Last year, the administration promoted its big tax cut package as just the ticket to provide supply-side economic incentives.

But many supply-side believers say the centerpiece of the package -- personal income-tax cuts totaling 25 percent over three years -- isn't big enough. They say scheduled social security tax increases and inflation-caused bracket creep will swamp any supply-side effect from the tax cuts.

''I would argue they didn't go far enough with the personal cuts,'' says Mr. Hanke, now a professor at Johns Hopkins University.

The personal tax cuts will save taxpayers about $330 billion between 1983 and 1985. Hanke estimates inflation and social security hikes will total $238 billion for the period.

Tack on the tax hike now being pushed by the President, says Hanke, and the personal cuts disappear. He also claims the revenue increase bill would wipe out half the business tax cuts passed last year.

Administration officials disagree with Hanke's bleak prognosis for economic incentives. Budget Director David Stockman, at a breakfast with reporters Aug. 17, said the revenue bill now being considered in Congress ''preserves 70 percent of last year's business-oriented reforms.''

The third year of the personal tax cut was preserved, stressed Mr. Stockman. In last year's bill, the top marginal rate (the rate charged on a taxpayer's last dollar of income) has been reduced from 70 to 50 percent, said the budget director. The capital gains tax, he pointed out, was lowered to 20 percent.

When the recession abates ''these incentives will kick in,'' insisted Stockman.

But to supply-siders any kind of tax increase is an anathema.

''The President does not understand how much this bill cuts into his program, '' says Paul Craig Roberts, former Treasury official.

Mr. Roberts is concerned that the revenue increases currently under consideration are only the first step. Now that the administration has shown it is willing to close the deficit with new taxes, says Roberts, further spending cuts will be more difficult. Pressure for yet another round of tax increases will grow.

''These tax increases have the potential of being a Trojan horse, leading to further revenue hikes. . .,'' he says.

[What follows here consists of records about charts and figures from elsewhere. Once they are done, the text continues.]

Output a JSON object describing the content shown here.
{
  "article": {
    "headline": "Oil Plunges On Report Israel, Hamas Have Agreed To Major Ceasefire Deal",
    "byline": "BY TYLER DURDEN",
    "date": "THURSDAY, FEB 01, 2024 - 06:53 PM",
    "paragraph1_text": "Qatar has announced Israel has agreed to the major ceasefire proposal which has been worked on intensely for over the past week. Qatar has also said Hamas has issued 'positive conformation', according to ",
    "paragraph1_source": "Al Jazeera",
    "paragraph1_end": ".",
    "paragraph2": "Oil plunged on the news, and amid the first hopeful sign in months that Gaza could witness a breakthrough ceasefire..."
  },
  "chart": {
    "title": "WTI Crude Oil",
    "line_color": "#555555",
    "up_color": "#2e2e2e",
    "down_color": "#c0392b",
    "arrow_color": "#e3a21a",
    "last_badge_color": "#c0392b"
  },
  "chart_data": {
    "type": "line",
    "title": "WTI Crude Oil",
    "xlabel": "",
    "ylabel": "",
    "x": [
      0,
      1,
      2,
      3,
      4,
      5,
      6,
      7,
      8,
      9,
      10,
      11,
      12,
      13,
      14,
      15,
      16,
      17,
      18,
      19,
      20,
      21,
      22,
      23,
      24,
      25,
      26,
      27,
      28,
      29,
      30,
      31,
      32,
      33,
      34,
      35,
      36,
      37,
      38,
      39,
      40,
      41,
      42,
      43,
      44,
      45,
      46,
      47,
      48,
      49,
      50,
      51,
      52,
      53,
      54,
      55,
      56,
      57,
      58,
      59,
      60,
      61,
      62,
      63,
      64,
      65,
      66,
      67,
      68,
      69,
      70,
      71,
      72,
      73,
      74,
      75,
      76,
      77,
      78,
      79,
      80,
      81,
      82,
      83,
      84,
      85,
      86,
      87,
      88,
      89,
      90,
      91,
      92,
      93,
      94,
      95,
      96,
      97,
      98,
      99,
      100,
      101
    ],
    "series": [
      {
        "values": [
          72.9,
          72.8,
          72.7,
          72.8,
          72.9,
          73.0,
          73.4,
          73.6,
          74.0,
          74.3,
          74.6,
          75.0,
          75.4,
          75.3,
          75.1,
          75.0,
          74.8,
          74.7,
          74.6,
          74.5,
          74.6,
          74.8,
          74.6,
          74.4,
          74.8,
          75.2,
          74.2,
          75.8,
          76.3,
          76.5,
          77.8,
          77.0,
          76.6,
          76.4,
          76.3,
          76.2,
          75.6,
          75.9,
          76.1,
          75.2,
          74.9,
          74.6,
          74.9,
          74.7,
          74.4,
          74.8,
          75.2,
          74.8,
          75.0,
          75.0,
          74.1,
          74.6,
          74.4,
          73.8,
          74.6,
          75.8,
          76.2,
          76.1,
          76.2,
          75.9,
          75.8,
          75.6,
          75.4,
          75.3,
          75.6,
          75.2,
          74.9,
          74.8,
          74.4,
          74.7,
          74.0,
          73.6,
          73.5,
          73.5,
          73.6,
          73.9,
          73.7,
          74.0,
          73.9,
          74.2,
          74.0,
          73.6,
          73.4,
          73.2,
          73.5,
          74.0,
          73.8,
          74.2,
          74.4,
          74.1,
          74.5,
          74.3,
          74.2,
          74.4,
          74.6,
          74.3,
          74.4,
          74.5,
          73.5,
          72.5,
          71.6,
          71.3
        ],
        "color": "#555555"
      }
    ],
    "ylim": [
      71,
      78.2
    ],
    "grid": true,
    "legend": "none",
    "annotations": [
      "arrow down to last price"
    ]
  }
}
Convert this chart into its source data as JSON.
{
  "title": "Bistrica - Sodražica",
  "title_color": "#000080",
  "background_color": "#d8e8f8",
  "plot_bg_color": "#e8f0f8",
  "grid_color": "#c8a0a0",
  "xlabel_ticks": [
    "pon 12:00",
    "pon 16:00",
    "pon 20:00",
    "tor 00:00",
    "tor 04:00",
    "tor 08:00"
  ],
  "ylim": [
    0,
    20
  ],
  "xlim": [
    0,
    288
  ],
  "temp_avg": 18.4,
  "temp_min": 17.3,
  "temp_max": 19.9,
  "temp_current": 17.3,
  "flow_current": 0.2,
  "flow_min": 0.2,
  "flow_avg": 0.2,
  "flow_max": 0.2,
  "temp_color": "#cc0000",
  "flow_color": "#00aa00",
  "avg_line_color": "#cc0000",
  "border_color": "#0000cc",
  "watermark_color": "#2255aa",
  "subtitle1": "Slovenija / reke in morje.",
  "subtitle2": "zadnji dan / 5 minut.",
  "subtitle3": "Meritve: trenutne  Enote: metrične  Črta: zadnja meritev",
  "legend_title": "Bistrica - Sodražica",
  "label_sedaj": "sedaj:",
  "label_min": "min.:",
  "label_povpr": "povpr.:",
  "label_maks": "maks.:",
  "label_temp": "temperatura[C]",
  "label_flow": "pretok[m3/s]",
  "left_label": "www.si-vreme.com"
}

And by embracing tax increases, claim supply-siders, Reagan has abandoned hope of reaching a primary goal of his presidency: a reduction in size of the federal government.

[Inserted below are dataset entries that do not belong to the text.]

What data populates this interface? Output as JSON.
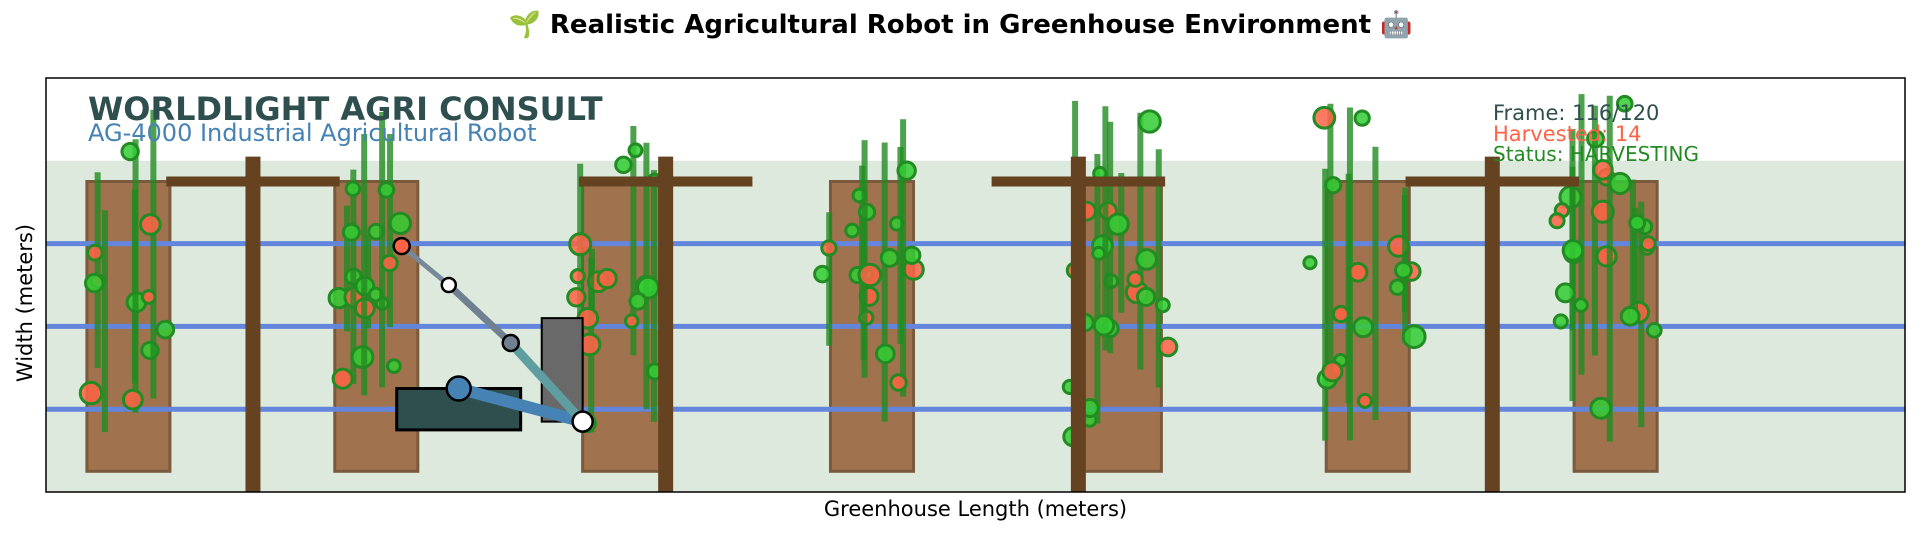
{
  "title": "🌱 Realistic Agricultural Robot in Greenhouse Environment 🤖",
  "chart_data": {
    "type": "scatter",
    "title": "🌱 Realistic Agricultural Robot in Greenhouse Environment 🤖",
    "xlabel": "Greenhouse Length (meters)",
    "ylabel": "Width (meters)",
    "xlim": [
      0,
      15
    ],
    "ylim": [
      0,
      5
    ],
    "ticks_visible": false,
    "grid": false,
    "annotations": {
      "company": "WORLDLIGHT AGRI CONSULT",
      "model": "AG-4000 Industrial Agricultural Robot",
      "frame": "Frame: 116/120",
      "harvested": "Harvested: 14",
      "status": "Status: HARVESTING"
    },
    "greenhouse": {
      "floor_top_y": 4.0,
      "floor_color": "#dce9dc"
    },
    "irrigation_lines_y": [
      3.0,
      2.0,
      1.0
    ],
    "growing_beds": [
      {
        "x": 0.33,
        "y": 0.25,
        "w": 0.67,
        "h": 3.5
      },
      {
        "x": 2.33,
        "y": 0.25,
        "w": 0.67,
        "h": 3.5
      },
      {
        "x": 4.33,
        "y": 0.25,
        "w": 0.67,
        "h": 3.5
      },
      {
        "x": 6.33,
        "y": 0.25,
        "w": 0.67,
        "h": 3.5
      },
      {
        "x": 8.33,
        "y": 0.25,
        "w": 0.67,
        "h": 3.5
      },
      {
        "x": 10.33,
        "y": 0.25,
        "w": 0.67,
        "h": 3.5
      },
      {
        "x": 12.33,
        "y": 0.25,
        "w": 0.67,
        "h": 3.5
      }
    ],
    "support_posts": [
      {
        "x": 1.67,
        "beam": true
      },
      {
        "x": 5.0,
        "beam": true
      },
      {
        "x": 8.33,
        "beam": true
      },
      {
        "x": 11.67,
        "beam": true
      }
    ],
    "beam_y": 3.75,
    "beam_half_width": 0.7,
    "robot": {
      "base": {
        "x": 2.83,
        "y": 0.75,
        "w": 1.0,
        "h": 0.5
      },
      "mast": {
        "x": 4.0,
        "y": 0.85,
        "w": 0.33,
        "h": 1.25
      },
      "arm_points": [
        {
          "x": 3.33,
          "y": 1.25
        },
        {
          "x": 4.33,
          "y": 0.85
        },
        {
          "x": 3.75,
          "y": 1.8
        },
        {
          "x": 3.25,
          "y": 2.5
        },
        {
          "x": 2.87,
          "y": 2.97
        }
      ]
    },
    "plant_colors": {
      "stem": "#228b22",
      "leaf": "#32cd32",
      "ripe": "#ff6347"
    },
    "plants": [
      {
        "x": 0.42,
        "h": 4.0,
        "stems": 2
      },
      {
        "x": 0.85,
        "h": 4.8,
        "stems": 3
      },
      {
        "x": 2.45,
        "h": 4.0,
        "stems": 3
      },
      {
        "x": 2.72,
        "h": 4.6,
        "stems": 3
      },
      {
        "x": 4.42,
        "h": 4.0,
        "stems": 3
      },
      {
        "x": 4.85,
        "h": 4.7,
        "stems": 3
      },
      {
        "x": 6.45,
        "h": 4.4,
        "stems": 3
      },
      {
        "x": 6.78,
        "h": 4.8,
        "stems": 4
      },
      {
        "x": 8.45,
        "h": 4.9,
        "stems": 5
      },
      {
        "x": 8.85,
        "h": 4.6,
        "stems": 3
      },
      {
        "x": 10.45,
        "h": 4.8,
        "stems": 4
      },
      {
        "x": 10.85,
        "h": 4.5,
        "stems": 3
      },
      {
        "x": 12.45,
        "h": 4.9,
        "stems": 5
      },
      {
        "x": 12.9,
        "h": 4.2,
        "stems": 3
      }
    ]
  }
}
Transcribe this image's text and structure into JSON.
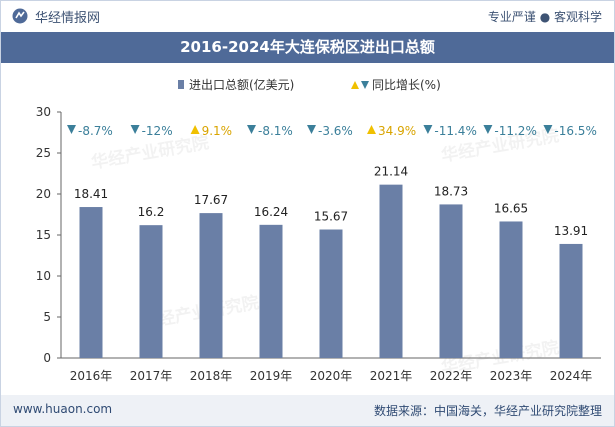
{
  "header": {
    "brand": "华经情报网",
    "tagline": "专业严谨 ● 客观科学"
  },
  "title": "2016-2024年大连保税区进出口总额",
  "footer": {
    "site": "www.huaon.com",
    "source": "数据来源：中国海关，华经产业研究院整理"
  },
  "watermark": "华经产业研究院",
  "colors": {
    "bar": "#6a7fa6",
    "title_bg": "#4f6a98",
    "down": "#3b7f9a",
    "up": "#f0c000"
  },
  "chart_data": {
    "type": "bar",
    "title": "2016-2024年大连保税区进出口总额",
    "categories": [
      "2016年",
      "2017年",
      "2018年",
      "2019年",
      "2020年",
      "2021年",
      "2022年",
      "2023年",
      "2024年"
    ],
    "series": [
      {
        "name": "进出口总额(亿美元)",
        "values": [
          18.41,
          16.2,
          17.67,
          16.24,
          15.67,
          21.14,
          18.73,
          16.65,
          13.91
        ]
      }
    ],
    "value_labels": [
      "18.41",
      "16.2",
      "17.67",
      "16.24",
      "15.67",
      "21.14",
      "18.73",
      "16.65",
      "13.91"
    ],
    "growth": {
      "name": "同比增长(%)",
      "labels": [
        "-8.7%",
        "-12%",
        "9.1%",
        "-8.1%",
        "-3.6%",
        "34.9%",
        "-11.4%",
        "-11.2%",
        "-16.5%"
      ],
      "direction": [
        "down",
        "down",
        "up",
        "down",
        "down",
        "up",
        "down",
        "down",
        "down"
      ]
    },
    "legend_position": "top-center",
    "ylim": [
      0,
      30
    ],
    "yticks": [
      0,
      5,
      10,
      15,
      20,
      25,
      30
    ],
    "xlabel": "",
    "ylabel": ""
  }
}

Admittedly optimistic figures from the administration's midyear budget review predict that government spending's share of gross national product (GNP) will decline from 24.1 percent in 1982 to 21.2 percent in 1985.

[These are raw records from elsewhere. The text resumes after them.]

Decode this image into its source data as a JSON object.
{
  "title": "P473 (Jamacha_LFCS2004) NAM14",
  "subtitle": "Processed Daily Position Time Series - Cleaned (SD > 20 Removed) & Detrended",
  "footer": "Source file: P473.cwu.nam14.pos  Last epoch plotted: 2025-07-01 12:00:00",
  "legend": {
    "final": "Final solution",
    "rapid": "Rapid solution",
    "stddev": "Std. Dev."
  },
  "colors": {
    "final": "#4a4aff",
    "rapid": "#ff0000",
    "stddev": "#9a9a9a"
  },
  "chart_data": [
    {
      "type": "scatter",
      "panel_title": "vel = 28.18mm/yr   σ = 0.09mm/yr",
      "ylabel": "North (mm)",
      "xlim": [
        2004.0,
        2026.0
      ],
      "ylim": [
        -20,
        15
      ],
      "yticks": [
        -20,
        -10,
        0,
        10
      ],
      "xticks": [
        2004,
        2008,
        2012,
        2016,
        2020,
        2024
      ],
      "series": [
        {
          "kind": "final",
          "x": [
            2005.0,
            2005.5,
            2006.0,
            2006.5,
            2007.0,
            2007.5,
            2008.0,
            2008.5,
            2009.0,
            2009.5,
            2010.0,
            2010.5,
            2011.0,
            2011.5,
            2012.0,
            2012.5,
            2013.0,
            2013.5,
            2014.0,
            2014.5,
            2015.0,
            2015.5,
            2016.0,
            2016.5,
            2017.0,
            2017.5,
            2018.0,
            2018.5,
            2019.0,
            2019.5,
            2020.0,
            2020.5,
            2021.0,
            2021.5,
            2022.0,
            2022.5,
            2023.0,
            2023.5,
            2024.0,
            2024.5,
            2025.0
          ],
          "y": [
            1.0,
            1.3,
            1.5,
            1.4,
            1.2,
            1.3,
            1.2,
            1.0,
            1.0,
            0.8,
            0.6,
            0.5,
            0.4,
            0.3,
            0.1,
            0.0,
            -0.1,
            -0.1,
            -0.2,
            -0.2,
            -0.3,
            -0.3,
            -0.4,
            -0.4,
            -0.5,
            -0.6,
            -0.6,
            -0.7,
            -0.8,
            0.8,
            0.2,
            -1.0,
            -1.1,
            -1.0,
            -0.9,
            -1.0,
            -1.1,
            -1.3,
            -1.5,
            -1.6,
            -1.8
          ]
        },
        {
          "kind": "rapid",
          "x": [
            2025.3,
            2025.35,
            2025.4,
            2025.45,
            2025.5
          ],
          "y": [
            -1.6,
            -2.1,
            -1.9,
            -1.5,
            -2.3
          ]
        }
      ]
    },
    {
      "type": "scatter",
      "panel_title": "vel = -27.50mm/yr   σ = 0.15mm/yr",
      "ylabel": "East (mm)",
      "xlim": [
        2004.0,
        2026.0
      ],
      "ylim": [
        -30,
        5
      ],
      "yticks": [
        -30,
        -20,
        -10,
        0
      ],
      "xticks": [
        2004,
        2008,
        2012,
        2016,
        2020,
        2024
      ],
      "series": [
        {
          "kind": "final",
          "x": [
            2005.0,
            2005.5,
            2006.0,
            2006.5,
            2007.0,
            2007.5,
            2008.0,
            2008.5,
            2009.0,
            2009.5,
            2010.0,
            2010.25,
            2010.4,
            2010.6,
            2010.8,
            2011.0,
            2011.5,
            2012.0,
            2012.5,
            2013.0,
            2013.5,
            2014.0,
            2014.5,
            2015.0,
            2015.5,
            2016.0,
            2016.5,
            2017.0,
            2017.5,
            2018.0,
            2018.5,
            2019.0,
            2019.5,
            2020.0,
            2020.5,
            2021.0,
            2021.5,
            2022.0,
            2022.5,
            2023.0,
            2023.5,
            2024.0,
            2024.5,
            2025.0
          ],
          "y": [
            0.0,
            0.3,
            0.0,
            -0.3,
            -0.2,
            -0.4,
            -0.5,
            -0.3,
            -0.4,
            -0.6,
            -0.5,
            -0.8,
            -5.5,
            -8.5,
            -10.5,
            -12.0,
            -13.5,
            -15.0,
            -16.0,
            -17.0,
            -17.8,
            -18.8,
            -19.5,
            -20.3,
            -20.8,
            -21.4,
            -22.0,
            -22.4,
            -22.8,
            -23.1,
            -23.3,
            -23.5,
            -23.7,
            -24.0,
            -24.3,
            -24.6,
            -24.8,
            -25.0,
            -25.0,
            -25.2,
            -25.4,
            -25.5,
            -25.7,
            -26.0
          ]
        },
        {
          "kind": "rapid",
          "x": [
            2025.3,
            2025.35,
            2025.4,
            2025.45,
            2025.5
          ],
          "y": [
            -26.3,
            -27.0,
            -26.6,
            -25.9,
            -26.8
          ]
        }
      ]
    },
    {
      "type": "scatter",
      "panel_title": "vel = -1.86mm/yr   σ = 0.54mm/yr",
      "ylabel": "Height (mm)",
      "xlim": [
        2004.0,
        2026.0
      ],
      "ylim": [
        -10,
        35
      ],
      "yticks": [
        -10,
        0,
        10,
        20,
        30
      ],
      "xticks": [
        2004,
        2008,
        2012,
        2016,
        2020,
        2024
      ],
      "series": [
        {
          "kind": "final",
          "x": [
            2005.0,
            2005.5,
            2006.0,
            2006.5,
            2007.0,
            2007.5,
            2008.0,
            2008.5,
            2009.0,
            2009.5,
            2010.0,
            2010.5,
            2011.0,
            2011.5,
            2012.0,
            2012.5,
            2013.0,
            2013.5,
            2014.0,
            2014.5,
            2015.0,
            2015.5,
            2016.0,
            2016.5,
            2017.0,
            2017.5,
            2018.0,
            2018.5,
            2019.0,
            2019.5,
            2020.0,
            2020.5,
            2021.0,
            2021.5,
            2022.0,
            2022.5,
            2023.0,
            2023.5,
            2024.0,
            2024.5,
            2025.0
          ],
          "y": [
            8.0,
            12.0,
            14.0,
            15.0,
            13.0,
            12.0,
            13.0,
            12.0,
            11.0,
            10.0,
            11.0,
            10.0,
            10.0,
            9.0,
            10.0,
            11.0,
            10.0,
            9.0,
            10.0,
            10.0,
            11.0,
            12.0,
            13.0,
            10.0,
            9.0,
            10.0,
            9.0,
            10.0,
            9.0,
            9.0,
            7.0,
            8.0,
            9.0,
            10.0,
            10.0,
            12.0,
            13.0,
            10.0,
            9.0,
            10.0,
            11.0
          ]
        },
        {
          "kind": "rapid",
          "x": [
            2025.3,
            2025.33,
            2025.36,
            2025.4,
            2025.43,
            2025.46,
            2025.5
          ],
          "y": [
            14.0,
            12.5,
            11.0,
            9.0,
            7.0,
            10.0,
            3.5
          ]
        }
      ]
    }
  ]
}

But supply-siders point to a recent Federal Reserve Bank of New York analysis , which estimated federal spending will still be 23.8 percent of GNP in 1985.

''Congress does not seem to have the will to control spending,'' says Richard Rahn, chief economist of the US Chamber of Commerce and an ardent supply-sider.

Frustrated supply-siders are working hard to defeat the tax bill now under consideration. The US Chamber of Commerce, led by Dr. Rahn and president Richard Lesher, is covering Capitol Hill with lobbyists. Rep. Jack Kemp (R) of New York, the most visible congressional supply-side proponent, is leading the fight from inside the legislature.

They have few ideological allies within the administration. Norman Ture, undersecretary of the Treasury for tax and economic affairs and an original supply-sider, resigned early this summer, shortly after the departures of Hanke and Roberts.

Manuel Johnson, Robert's successor, is the only high-ranking supply-sider left.